Victoria has made progress in improving its clinical governance, but does not have a fully operational state-wide incident management system, according to the latest audit by the Victorian Auditor-General’s Office (VAGO) .
In 2016, the Victorian government commissioned the Targeting zero report, following a cluster of baby deaths at Djerriwarrh Health Services. The report found that the then Department of Health and Human Services (DHHS) was not effectively leading and overseeing quality and safety across the healthcare system and recommended that VAGO monitor progress. of the ministry in improving clinical governance.
In February of this year, the DHHS was split between the Department of Health (DH) and the Department of Family, Equity and Housing.
The recent VAGO audit looked at how DH – including Safer Care Victoria (SCV) and the Victorian Agency for Health Information (VAHI) – managed quality and safety risks across the healthcare system and looked at how it produces and uses information to identify and reduce risk.
The Office of the Auditor General found that the Ministry had made some clinical improvements in government and that its risk management approach no longer masked the poor quality and safety performance of public health services.
The SCV also worked with health services to improve notification of sentinel events, but the ministry’s ability to reasonably assure Victorians of the quality and safety of the health system was further limited for the following reasons:
- It cannot guarantee that health services operate within the framework of safe clinical practice.
- It cannot regularly and easily detect trends and risks throughout the system.
- Victoria still does not have a fully operational statewide incident management system.

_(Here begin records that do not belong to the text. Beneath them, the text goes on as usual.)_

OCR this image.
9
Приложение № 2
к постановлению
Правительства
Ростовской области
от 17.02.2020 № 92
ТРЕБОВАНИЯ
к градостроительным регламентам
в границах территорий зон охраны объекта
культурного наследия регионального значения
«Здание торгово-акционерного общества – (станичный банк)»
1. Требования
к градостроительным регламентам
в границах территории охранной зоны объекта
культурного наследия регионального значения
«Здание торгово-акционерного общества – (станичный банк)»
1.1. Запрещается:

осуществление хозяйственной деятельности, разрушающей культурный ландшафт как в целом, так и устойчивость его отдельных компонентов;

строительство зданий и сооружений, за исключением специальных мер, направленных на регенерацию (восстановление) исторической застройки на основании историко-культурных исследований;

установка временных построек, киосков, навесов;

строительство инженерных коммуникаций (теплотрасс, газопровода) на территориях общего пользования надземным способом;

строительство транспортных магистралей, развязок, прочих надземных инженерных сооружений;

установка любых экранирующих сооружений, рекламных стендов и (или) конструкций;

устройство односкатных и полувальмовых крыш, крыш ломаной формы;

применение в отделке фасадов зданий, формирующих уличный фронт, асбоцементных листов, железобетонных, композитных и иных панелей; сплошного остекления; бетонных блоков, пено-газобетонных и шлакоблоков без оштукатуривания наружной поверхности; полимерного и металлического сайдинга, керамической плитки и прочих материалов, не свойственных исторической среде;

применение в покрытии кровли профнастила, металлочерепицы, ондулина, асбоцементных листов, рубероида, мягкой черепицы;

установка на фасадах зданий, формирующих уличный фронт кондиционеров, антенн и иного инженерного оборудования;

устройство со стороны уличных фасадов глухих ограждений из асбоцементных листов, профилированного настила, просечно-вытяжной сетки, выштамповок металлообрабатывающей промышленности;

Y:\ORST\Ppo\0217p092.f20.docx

- VAHI, DH’s specialist analysis and reporting unit, strives to improve its reporting, but there is much more that can be done to systematically provide timely, meaningful and actionable information that highlights risks and opportunities. ‘improvement.
The Office of the Auditor General made 18 recommendations aimed at improving the department’s systems and processes for managing and detecting quality and safety risks throughout the health system. The Department accepted all of the recommendations.